By Mr. KERRY (for himself and Ms. Snowe):
S. 818. A bill to amend title XVIII of the Social Security Act to count a period of receipt of outpatient observation services in a hospital toward satisfying the 3-day inpatient hospital requirement for coverage of skilled nursing facility services under Medicare; to the Committee on Finance.
Mr. KERRY. Mr. President, today too many Medicare beneficiaries are being saddled with thousands of dollars of unnecessary out-of-pocket costs for stays at skilled nursing facilities, SNF, solely because of the technical classification of their hospital stay.
Hospitals are increasingly serving Medicare beneficiaries using an ``outpatient observation status'' rather than admitting them as an inpatient--a billing technicality. Because of this, patients are enduring longer hospital stays in observation status and may unknowingly be treated under outpatient observation status for the entirety of their hospital visit.
While the classification of a hospital stay does not affect either the type or level of care a beneficiary receives, it has significant repercussions on Medicare coverage of SNF care. Under current law, Medicare covers SNF care only if beneficiaries have 3 consecutive days of hospitalization as an inpatient, not counting the day of discharge.
Although the Medicare Program manuals limit observation status to 24 to 48 hours, many beneficiaries nationwide are experiencing extended stays in acute care hospitals under observation status. According to the Medicare Payment Advisory Committee, MedPAC, the number of beneficiaries receiving outpatient observation services for longer than 48 hours rapidly increased, by more than 70 percent, from 2006 to 2008.
The growth in observation care has not only generated considerable beneficiary confusion as to why Medicare does not cover their SNF care after a hospitalization, but also it has also become a substantial financial barrier to medically necessary post-acute care. Beneficiaries are left facing thousands of dollars in unreimbursed out-of-pocket charges for their care. Those who cannot afford to pay privately for their stay in a SNF may decide to forgo care altogether.
I have heard countless stories of hardship from Medicare beneficiaries in Massachusetts because of this unfair policy. I would like to share the inexcusable experience of one of my constituents, Rosemary Crossin. Rosemary is 81 years old and suffers from Parkinson's disease, arthritis, and diabetes. She was treated at a Boston hospital following a fall that left her with a broken shoulder and a broken hand.
Upon arrival at the hospital, she was examined in the ER for over 6 hours, where she waited on a hard stretcher and received a CT scan, an x ray, and two doses of morphine. At the end of her examination, Rosemary, disoriented and unable to walk on her own due to the combination of her chronic conditions, morphine, and broken bones, was treated in the hospital under observation status.
At no time did the hospital inform Rosemary's family what observation status meant. Rosemary remained in the hospital for over 4 days while she recovered, after which time a physician determined that Rosemary be transferred to an extended stay facility to complete her rehabilitation.
Despite spending over 4 days in the hospital, after the hospital itself determined she was not fit to return home, Rosemary was never admitted as an inpatient.

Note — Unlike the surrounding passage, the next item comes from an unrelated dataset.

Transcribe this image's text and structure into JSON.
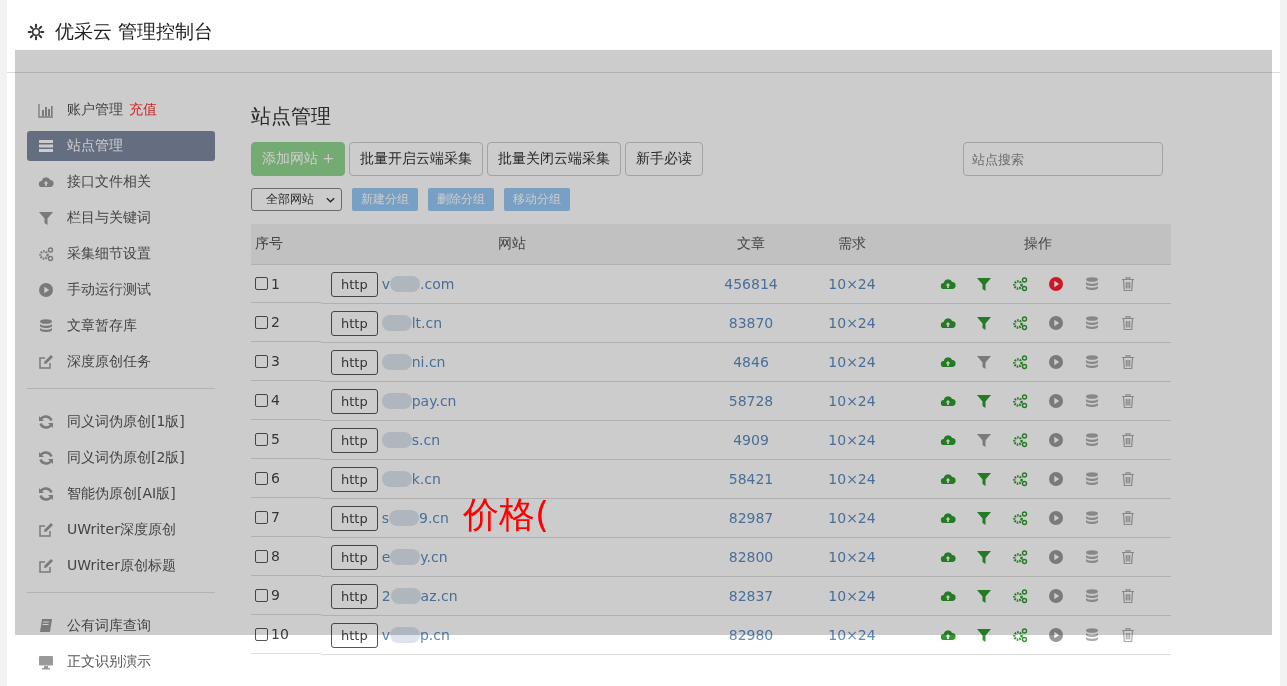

Because she was never classified as an inpatient for billing purposes, she was told that her costs would not be covered by Medicare. Rosemary was told that she would have to prepay $7998 to the skilled nursing facility or remain at the hospital at a cost of $1200 per day. This is wrong, and it needs to be changed.
Currently, Rosemary continues to rehabilitate her injuries at the skilled nursing facility. Unfortunately, because she was in observation status for her entire hospital stay, all subsequent costs will need to be paid for out-of-pocket.
Rosemary could have to spend up to $18,000 out-of-pocket following her fall, all because the hospital kept her under observation status for more than 96 hours after it determined she was not fit to go home.
Unfortunately, Rosemary's experience is not unique. That is why Senator Snowe and I are working together to prevent billing technicalities from hampering access to skilled nursing care. Today, we are introducing the Improving Access to Medicare Coverage Act of 2011, which would eliminate financial barriers to skilled nursing care in Medicare by allowing observation stays to be counted toward the 3-day mandatory inpatient stay for Medicare coverage of SNF services.
This legislation is supported by a number of national organizations from both the provider and beneficiary communities. I would like to thank a number of organizations that have been integral to the development of the Improving Access to Medicare Coverage Act of 2011 and that have endorsed our legislation today, including the AARP, the American Health Care Association, the American Medical Association, the American Medical Directors Association, the Center for Medicare Advocacy, LeadingAge, and the National Committee to Preserve Social Security and Medicare.
The Improving Access to Medicare Coverage Act will ensure that vulnerable patients like Rosemary will no longer have to suffer or worry about affording medically needed care because of a hospital billing classification issue.
I urge my colleagues to support our legislation to eliminate unnecessary barriers to skilled nursing care and to bring peace of mind to patients and their families.